The Waves is an interactive video installation created by Thierry Kuntzel in 2002 that is currently on show at the Museum of Fine Arts in Nantes, France. The artist filmed the movement of the waves, the perpetual ebb and flow of the sea accompanied by Frank Sinatra’s hit ‘It was a very good year’. As you approach the screen the movement of the waves progressively slows down, suspends and comes to a halt.

The moving image, coloured and musical gives way to a still black and white silent photo. The waves projected on the screen are the same but their rhythm varies according to the movement and the position of the spectator in relation to the screen.

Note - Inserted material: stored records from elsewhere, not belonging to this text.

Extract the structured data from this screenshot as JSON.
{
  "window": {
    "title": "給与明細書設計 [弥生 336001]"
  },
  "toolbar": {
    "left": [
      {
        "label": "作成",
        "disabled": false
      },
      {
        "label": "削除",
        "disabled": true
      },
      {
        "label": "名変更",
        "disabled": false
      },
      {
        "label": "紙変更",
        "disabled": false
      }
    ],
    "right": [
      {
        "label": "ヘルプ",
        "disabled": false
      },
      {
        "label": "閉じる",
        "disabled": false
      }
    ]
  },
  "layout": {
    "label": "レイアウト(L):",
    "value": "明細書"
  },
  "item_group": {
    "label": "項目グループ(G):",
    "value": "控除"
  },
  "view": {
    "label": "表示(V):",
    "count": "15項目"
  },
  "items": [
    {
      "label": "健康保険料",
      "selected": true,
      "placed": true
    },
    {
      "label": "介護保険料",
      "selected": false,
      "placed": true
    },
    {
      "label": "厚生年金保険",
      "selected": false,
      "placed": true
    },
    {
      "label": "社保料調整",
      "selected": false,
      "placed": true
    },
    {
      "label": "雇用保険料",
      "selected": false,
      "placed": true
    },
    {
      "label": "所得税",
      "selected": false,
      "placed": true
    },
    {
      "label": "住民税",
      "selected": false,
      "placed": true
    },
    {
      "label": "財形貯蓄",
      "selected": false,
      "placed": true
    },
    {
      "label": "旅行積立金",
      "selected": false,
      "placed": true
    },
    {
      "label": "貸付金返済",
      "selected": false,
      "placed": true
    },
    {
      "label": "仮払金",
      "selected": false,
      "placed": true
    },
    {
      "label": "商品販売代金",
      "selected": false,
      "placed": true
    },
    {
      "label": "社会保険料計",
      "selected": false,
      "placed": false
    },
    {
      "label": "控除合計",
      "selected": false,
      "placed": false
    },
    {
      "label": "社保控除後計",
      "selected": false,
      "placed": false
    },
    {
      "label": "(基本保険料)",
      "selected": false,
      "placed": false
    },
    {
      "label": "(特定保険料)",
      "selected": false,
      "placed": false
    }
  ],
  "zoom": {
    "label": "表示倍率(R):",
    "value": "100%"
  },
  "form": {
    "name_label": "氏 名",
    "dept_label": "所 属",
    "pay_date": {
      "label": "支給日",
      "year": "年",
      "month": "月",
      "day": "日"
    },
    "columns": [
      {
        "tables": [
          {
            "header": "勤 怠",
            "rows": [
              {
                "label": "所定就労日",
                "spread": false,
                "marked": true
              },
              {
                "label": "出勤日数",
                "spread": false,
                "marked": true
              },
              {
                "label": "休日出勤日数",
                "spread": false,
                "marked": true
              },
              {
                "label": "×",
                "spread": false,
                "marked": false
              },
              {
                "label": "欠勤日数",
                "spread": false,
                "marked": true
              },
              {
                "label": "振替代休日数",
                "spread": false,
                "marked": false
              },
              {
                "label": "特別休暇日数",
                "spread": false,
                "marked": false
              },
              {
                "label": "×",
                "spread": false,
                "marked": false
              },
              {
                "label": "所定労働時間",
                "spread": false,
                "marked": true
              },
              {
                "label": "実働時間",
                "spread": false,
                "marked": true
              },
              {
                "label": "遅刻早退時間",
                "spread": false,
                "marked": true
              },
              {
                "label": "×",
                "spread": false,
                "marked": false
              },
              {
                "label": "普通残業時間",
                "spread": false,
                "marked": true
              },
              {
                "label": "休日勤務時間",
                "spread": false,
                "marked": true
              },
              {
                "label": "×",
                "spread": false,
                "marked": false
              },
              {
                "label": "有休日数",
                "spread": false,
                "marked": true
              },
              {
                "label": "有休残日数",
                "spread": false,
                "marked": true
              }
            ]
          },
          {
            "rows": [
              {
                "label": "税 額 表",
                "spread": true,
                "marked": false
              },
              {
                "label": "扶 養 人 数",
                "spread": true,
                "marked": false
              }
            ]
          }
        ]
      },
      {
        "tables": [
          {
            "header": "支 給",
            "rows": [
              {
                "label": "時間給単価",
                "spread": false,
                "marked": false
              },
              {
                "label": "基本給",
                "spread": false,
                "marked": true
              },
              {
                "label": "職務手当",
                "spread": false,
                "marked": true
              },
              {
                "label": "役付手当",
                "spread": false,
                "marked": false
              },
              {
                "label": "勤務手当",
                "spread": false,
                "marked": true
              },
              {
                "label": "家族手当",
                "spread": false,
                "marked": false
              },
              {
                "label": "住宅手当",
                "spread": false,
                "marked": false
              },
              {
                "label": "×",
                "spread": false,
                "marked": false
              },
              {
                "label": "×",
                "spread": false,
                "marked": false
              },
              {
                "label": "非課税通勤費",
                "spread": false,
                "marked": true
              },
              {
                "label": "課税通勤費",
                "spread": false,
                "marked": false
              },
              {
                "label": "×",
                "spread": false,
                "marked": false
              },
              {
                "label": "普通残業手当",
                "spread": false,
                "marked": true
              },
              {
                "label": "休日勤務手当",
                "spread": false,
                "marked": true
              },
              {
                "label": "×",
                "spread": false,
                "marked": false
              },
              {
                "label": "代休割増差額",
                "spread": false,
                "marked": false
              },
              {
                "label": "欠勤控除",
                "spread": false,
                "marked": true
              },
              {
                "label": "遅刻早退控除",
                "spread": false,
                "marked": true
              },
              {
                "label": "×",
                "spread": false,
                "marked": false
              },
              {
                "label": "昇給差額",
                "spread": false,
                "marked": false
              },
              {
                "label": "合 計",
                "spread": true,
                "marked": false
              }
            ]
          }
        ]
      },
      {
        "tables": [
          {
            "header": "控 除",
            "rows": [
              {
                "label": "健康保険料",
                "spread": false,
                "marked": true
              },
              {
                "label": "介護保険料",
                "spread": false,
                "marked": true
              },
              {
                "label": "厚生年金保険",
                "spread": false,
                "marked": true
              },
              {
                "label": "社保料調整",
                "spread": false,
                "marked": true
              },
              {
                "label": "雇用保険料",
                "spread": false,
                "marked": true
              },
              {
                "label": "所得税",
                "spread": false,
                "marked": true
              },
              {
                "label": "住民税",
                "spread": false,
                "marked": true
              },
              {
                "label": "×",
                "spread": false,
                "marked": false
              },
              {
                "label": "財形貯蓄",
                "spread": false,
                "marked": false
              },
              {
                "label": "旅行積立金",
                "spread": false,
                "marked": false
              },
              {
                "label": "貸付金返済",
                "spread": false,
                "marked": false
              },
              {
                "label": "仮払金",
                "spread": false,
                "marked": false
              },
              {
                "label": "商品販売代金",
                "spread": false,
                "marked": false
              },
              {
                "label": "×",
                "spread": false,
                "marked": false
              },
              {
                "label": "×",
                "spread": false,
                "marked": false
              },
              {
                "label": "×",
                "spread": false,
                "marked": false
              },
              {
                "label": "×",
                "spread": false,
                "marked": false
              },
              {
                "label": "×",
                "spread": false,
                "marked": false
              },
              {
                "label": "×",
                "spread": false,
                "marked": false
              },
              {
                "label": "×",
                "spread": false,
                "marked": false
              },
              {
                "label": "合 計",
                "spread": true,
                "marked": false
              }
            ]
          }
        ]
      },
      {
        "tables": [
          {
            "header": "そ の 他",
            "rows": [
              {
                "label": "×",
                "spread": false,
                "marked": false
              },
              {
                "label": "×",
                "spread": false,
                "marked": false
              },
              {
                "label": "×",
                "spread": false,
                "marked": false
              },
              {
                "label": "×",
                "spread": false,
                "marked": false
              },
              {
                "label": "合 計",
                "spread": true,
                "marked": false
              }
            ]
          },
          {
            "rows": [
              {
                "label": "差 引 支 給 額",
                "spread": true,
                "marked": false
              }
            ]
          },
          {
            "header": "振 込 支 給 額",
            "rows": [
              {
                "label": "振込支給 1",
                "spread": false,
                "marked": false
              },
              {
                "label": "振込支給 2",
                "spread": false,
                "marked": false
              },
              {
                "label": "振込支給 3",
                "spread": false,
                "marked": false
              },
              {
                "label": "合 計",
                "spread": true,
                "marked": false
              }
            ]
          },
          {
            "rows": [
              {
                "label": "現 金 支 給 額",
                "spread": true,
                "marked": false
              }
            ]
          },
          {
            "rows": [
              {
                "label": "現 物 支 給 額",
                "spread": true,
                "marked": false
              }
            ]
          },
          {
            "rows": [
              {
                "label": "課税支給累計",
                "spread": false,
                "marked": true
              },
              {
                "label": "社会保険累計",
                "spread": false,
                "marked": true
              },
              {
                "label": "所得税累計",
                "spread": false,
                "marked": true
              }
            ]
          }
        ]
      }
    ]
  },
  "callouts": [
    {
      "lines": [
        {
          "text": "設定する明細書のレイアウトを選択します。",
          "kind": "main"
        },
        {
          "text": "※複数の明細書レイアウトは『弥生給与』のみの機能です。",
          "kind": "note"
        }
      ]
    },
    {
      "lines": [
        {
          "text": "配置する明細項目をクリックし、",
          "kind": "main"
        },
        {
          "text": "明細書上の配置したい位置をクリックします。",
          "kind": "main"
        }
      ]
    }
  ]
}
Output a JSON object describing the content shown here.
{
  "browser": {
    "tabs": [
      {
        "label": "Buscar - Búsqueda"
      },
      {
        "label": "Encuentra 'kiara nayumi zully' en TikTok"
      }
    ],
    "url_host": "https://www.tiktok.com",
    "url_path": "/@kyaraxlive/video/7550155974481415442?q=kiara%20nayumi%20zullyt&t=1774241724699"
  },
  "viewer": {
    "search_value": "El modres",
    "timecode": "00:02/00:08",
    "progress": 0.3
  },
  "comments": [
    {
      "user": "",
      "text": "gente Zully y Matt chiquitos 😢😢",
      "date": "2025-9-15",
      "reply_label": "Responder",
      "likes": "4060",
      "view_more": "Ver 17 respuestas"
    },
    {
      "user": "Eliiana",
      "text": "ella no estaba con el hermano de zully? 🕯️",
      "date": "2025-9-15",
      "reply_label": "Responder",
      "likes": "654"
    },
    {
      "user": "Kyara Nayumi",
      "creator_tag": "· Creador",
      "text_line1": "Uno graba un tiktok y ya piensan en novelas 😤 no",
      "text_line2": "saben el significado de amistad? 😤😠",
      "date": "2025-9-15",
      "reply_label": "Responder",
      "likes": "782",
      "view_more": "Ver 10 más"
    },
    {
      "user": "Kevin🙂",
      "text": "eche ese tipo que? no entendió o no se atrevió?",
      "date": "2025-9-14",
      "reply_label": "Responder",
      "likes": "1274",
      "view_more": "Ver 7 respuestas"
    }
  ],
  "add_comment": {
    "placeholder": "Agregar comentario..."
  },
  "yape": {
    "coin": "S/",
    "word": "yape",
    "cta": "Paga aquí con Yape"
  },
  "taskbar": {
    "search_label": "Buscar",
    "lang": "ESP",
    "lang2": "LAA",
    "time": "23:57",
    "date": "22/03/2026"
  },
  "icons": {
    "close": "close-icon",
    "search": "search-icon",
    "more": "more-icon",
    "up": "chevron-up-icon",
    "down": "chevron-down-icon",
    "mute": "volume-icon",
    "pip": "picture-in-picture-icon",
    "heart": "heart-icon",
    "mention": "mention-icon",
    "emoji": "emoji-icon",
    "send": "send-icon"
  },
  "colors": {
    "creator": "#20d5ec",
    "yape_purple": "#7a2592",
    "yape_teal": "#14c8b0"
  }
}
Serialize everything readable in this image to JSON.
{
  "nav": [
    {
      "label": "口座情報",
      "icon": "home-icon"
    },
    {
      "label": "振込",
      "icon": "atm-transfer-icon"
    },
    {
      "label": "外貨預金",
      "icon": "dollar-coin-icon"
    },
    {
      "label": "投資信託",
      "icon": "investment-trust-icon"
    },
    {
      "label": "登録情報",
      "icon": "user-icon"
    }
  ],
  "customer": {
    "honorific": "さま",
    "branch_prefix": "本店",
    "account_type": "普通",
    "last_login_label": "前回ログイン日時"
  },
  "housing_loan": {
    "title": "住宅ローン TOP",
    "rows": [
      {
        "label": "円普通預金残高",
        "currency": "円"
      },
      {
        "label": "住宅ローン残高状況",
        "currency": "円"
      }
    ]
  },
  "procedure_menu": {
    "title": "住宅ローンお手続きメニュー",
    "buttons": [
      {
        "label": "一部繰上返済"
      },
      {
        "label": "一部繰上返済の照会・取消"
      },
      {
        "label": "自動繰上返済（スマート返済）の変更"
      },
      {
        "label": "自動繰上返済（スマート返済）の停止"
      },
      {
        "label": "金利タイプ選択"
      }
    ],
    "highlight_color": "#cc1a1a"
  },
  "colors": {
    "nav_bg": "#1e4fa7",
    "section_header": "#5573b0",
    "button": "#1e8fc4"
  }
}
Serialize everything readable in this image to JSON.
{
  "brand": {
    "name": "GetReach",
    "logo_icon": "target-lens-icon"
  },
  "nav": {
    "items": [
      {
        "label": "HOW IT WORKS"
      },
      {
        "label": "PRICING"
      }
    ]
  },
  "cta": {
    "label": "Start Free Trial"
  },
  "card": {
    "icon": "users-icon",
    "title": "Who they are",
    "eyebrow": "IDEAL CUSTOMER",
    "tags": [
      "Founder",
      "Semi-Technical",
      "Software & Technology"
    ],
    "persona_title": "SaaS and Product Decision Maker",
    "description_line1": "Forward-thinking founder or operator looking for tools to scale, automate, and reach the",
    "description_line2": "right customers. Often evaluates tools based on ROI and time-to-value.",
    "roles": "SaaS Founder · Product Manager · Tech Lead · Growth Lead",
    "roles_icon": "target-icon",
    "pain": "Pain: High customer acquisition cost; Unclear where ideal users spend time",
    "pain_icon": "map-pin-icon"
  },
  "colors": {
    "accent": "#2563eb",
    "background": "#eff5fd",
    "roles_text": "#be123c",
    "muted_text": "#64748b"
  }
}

Initially the waves and the viewer engage in what appears to be a unique and intimate dialogue which is altered radically according to their proximity.  As the viewer attempts to possess the image by coming closer they provoke its colourless inertia. The fantasy of possession, the desire to know all, draws the spectator closer and closer into a trap where their overall view is eventually lost.

The complexity of Kuntzel’s work is however more intricate than it seems. Though several viewers may be in the hall, only the viewer closest to the screen will interact with the image. Kuntzel’s installation brings about an inevitable sense of isolation.

The work touches the very foundation of humanity, our interaction with the environment and our inevitable path to death. The title, ‘The Waves’ is in echo to Virginia Woolf’s eponymous masterpiece. In the ocean, the waves, water and foam, the characters, individuals dissolve to become nothing more than sensations, as in the life of Woolf herself, persistently on the edge of the abyss, on the brink of drowning and torn between the desire to see and to experience, whilst hamstrung by the fear of the unknown. The ecstasy of knowledge and discovery and the frustration of the incapacity to be all-embracing.

The Waves is currently on show at at Museum of Fine Arts, Nantes until January 19.